Despite having spent very little time as an athlete myself, I have a big love for sports anime and manga. Kuroko’s Basketball, Haikyu!!, Free! Iwatobi Swim Club, Yuri!!! on Ice, you name it. Needless to say, I was intrigued earlier this year when Kodansha Comcis began localizing one of the most unique sports manga I’ve seen yet: Inouesatoh’s 10 Dance. It’s the first dance-based manga I’ve ever read, as well as one of the greatest romances. Sugiki and Suzuki’s sexual tension is captivating, and the character work thus far has been top-notch. Vol. 3 is out this week, and it collects chapters 11-15. The pair’s dancing gets more explicitly flirtatious than ever, and they hit in a major milestone in their relationship. So, is this installment good?
Artistically, Inousatoh continues to bring the manga’s world to life beautifully. The sense of motion to the characters is fantastic, especially when they dance. It’s a difficult art to convey effectively with still images, but this volume is brimming with energy. Dance scenes and particularly emotional moments make frequent use of sparkly patterns, which is both aesthetically pleasing and a source of comedy when the characters break the fourth wall to comment on them. The facial expressions are every bit as emotive as the body language, and a lot of the characterization comes from the main pair’s silent reactions. The page compositions are also very well-done, both maintaining a pleasant sense of balance and leading the reader’s eye along from panel to panel effortlessly.
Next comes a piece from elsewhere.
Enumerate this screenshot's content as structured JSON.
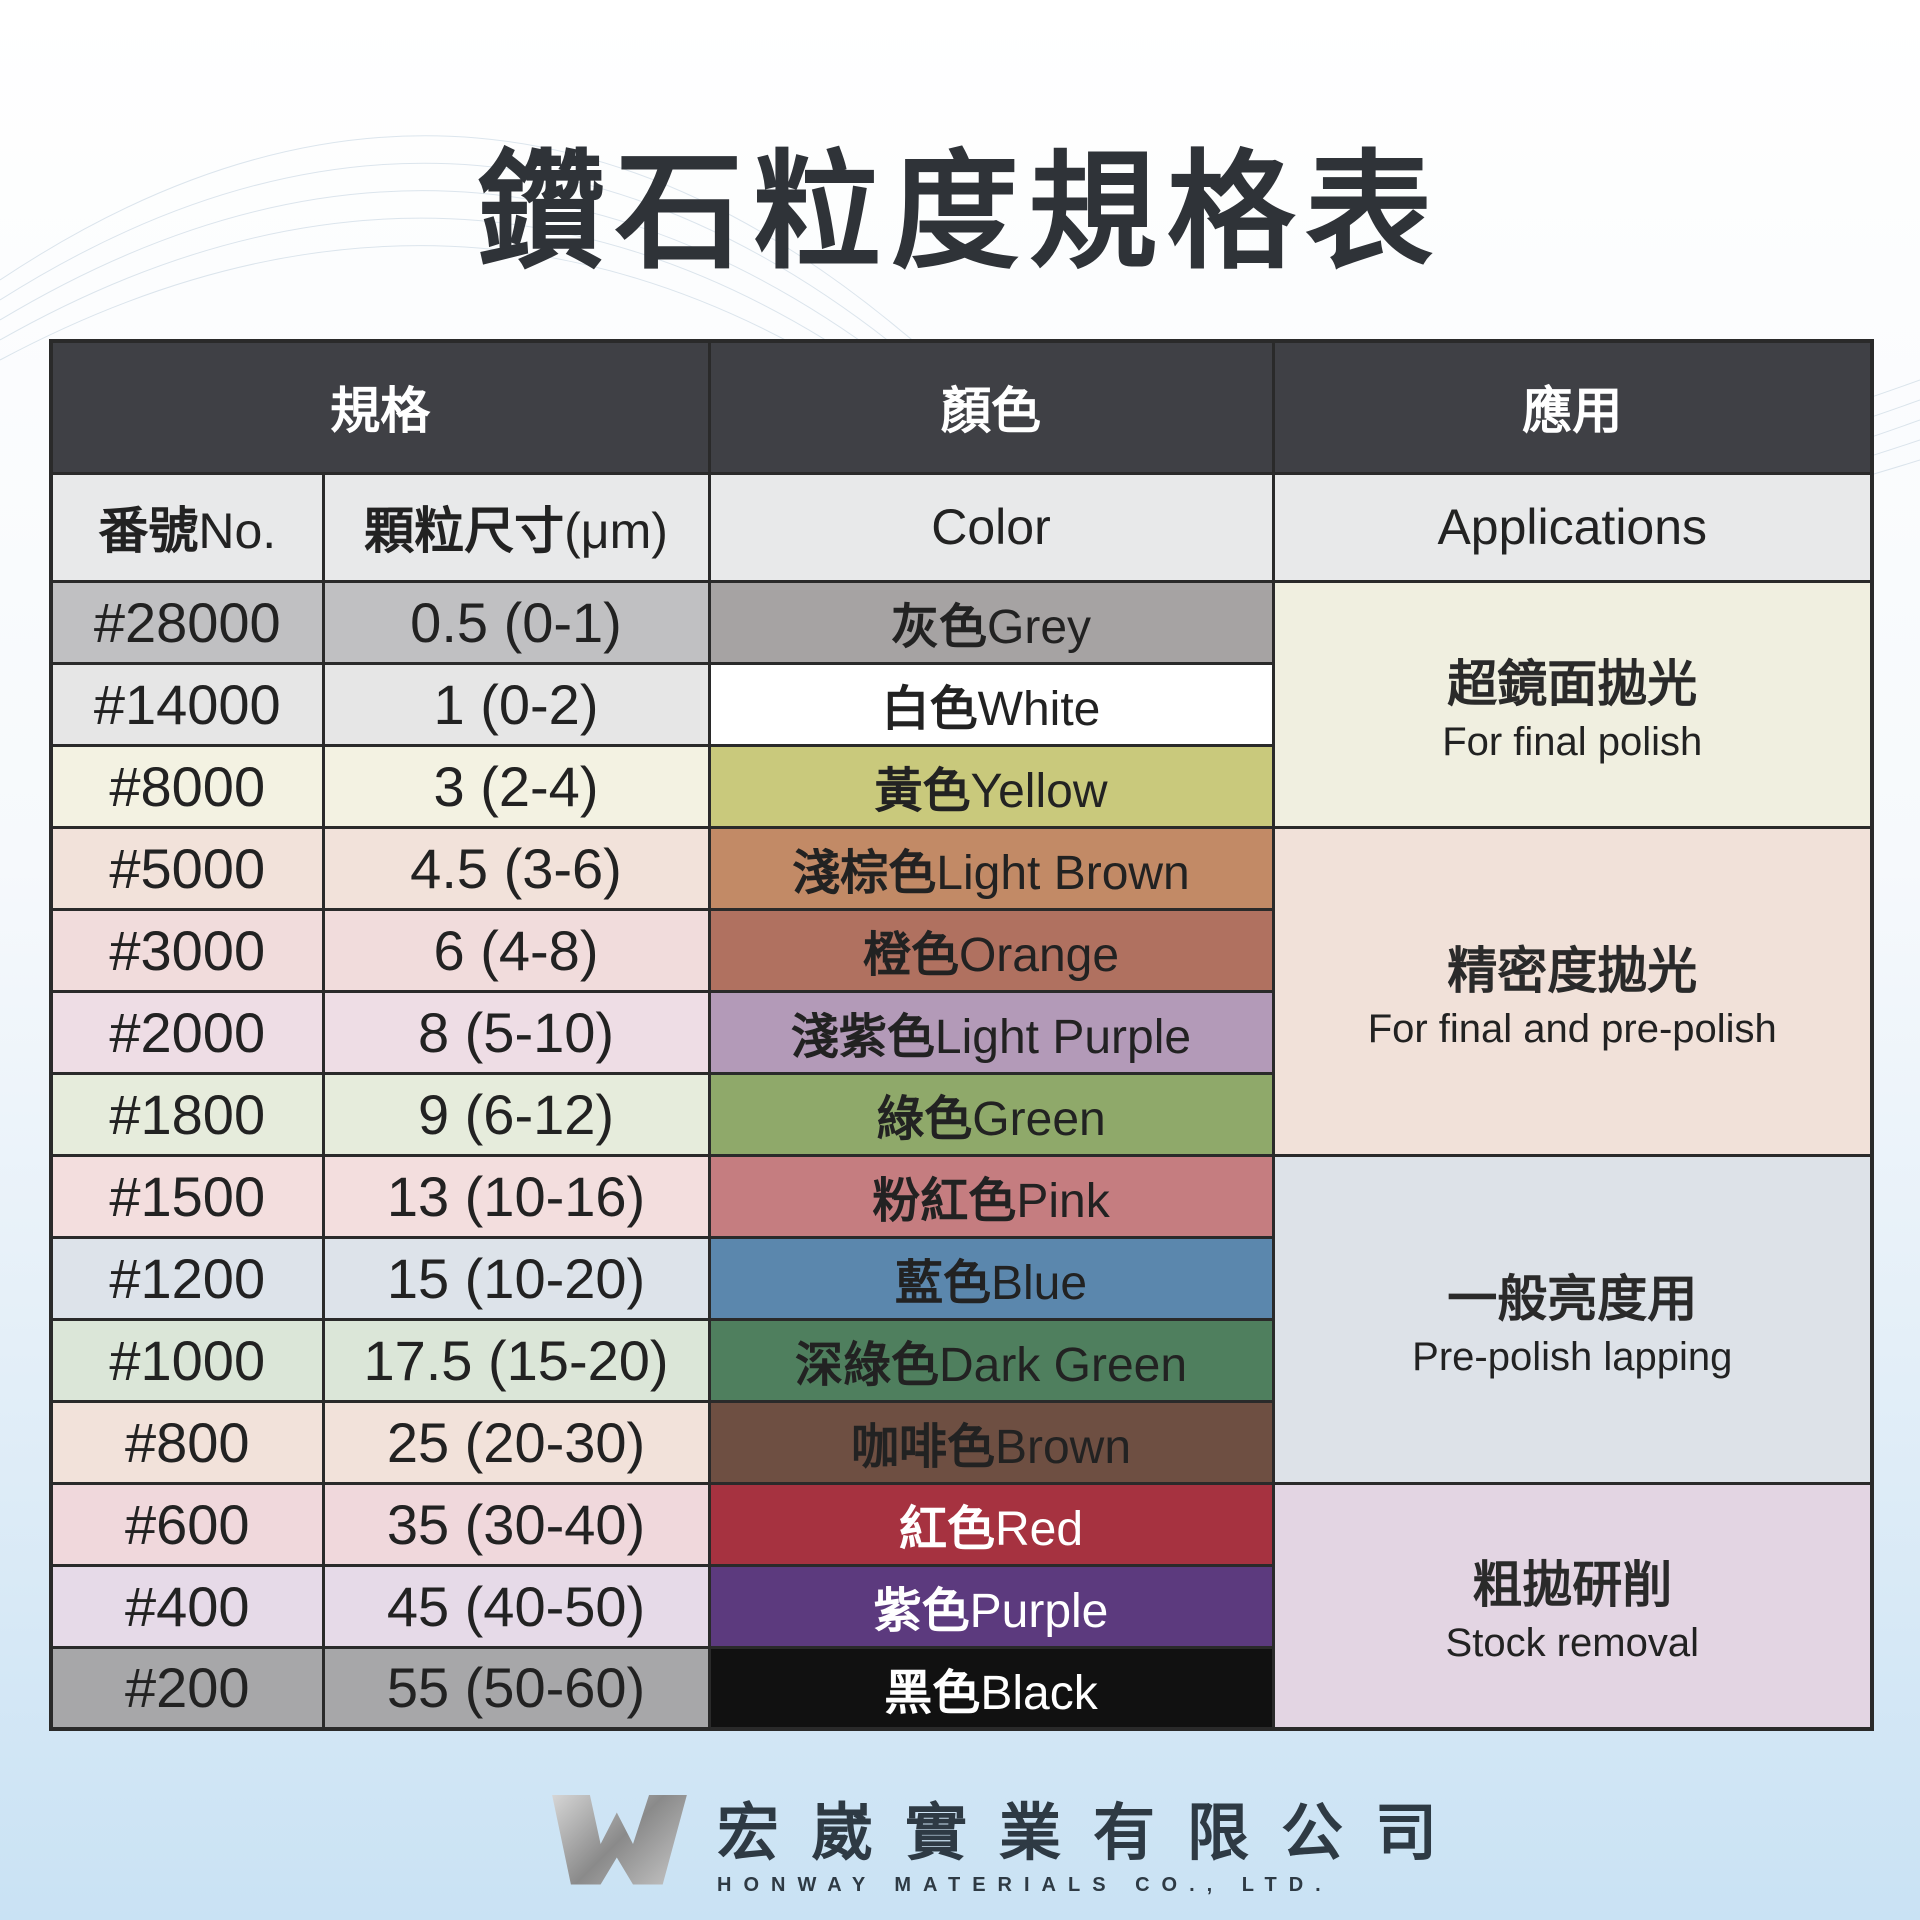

The volume’s first chapter depicts a practice session in which Sugiki and Suzuki get much more racy with each other than ever before, and it’s hilarious. The two men are still closeted and in denial enough that they won’t acknowledge how turned on they are by their flirting, but the tension is off the charts. It also results in the usually stoic Sugiki saying things that make even the playboy Suzuki blush, awkward as his delivery is.
With that said, the duo’s dancing throughout can also be intimate in a more emotionally earnest, less teasing way. There are multiple scenes with them dancing outside together late at night in what are more or less rituals for them at this point. It’s really poignant to watch. Even if the pair aren’t yet being completely open about their feelings for each other, they’re still enjoying the act of spending time physically close to one another and reacting to the other’s energy. They are, quite literally, clinging on desperately. This longing results in the pair taking a dramatic step forward in the volume’s final chapter. Without spoiling what happens, I’ll simply say that it’s one of the manga’s most poignant scenes thus far.
There’s very little to complain about here. Some passages throughout are a bit confusing visually, but they’re generally rather short so they don’t disrupt things too much. The pacing can also get a little rushed in spots, but again, this doesn’t last for very long.
All in all, 10 Dance Vol. 3 is a poignant read overflowing with energetic visuals and sexual tension. Sugiki and Suzuki’s relationship continues to be riveting, and this volume moves things forward in a major way. There’s almost nothing to complain about here, and I’m as eager as always for the next installment.